L’argentino butta l’occhio e legge il breve messaggio.

“Allora? Qualcosa non va?” – si avvicina Nairobi, mano nella mano con il saldatore.

“La Polizia, con gli anni, post rapina alla Zecca, si sarà fatta furba. Hanno trovato la maniera più rapida per difendere i loro sistemi da possibili hacker” – spiega Manila ai neo arrivati.

“Quindi? Questo ci impedisce di agire?” – chiede, preoccupata, Lisbona.

“L’accesso e il controllo di quel preciso database serviva per l’uscita di Sergio dal Carcere. Così rischiamo di mandare tutto a puttane… e di vedere sfumato il piano di fuga più fattibile che potevamo ideare” – spiega Palermo, teso come una corda di violino.

A quel punto una soluzione probabilmente unica e disperata fuoriesce dalla bocca di Tokyo – “E se contrattassimo con questo Anonimo? Se è un hacker, girà come noi, contro il sistema e la sua corruzione, giusto? Beh… allearsi può essere un vantaggio”

“Giusto, amore sei un genio” – la bacia Rio, che nel giro dei restanti 30 secondi digita qualcosa alla velocità della luce, come posseduto da una forza sovraumana che guida le sue dita sulla tastiera e accende lampadine nel suo cervello.

E all’ormai imminente scadere del tempo, l’hacker risponde.

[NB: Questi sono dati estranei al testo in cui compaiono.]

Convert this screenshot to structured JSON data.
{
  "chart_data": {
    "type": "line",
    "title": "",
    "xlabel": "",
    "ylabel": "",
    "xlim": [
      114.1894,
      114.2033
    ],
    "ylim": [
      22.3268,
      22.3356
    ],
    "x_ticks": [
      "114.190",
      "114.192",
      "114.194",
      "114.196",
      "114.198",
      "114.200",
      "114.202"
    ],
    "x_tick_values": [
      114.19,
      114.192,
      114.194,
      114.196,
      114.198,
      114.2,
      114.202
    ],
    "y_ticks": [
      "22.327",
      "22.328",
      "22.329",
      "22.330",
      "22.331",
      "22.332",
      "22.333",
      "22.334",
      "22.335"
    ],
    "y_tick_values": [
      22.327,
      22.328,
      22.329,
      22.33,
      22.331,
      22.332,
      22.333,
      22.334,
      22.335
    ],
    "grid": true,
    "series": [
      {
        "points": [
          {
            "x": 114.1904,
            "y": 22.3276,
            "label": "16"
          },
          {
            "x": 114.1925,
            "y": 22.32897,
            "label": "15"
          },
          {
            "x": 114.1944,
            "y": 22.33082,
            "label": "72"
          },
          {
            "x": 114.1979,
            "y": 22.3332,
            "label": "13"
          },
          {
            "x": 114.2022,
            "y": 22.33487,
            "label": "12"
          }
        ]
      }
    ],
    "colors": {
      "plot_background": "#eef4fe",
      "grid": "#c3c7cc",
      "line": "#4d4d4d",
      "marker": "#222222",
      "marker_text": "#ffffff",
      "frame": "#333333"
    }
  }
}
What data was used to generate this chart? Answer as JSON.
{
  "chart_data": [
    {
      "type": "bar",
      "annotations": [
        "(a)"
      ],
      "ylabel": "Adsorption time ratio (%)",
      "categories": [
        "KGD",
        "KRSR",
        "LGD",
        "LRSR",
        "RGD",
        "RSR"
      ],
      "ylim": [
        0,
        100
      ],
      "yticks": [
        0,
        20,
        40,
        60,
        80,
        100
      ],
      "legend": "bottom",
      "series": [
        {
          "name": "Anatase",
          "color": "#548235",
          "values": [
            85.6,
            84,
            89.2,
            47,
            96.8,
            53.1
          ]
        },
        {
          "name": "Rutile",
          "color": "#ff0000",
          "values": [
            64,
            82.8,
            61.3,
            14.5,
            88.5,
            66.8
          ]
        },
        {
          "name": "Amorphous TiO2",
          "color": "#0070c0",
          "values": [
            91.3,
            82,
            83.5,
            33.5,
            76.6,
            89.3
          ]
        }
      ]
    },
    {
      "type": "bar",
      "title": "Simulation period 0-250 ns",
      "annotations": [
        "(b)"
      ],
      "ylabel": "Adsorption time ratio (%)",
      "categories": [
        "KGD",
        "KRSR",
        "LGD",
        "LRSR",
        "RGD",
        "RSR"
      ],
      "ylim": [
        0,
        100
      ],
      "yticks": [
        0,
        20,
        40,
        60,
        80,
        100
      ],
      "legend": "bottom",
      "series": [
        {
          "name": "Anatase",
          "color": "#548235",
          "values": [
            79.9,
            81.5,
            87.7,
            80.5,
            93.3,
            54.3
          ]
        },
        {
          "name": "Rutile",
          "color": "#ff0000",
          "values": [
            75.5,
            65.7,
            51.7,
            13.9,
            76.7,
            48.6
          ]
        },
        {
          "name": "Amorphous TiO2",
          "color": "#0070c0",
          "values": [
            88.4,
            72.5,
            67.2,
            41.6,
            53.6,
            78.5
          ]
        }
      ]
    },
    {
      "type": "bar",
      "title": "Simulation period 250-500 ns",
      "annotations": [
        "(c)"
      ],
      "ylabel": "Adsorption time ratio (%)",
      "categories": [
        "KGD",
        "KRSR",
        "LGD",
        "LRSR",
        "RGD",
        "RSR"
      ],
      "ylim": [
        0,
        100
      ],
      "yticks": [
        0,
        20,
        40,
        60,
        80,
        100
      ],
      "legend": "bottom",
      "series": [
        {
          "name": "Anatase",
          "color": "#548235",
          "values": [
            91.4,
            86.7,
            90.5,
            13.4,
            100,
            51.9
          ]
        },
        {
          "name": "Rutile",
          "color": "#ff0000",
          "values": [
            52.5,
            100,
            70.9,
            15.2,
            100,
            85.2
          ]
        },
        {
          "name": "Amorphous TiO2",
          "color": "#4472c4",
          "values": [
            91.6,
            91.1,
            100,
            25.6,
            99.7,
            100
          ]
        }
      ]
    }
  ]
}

“Che dice?” – chiede Palermo, fissando gli occhi sullo schermo per capirci qualcosa.

Con lo sguardo dei Dalì al completo, Sierra incluse, puntato su di se, Rio è pronto a svelare il responso di un intervento immediato e non organizzato, che potrebbe portarli tanto alla vittoria quanto alla più nera sconfitta.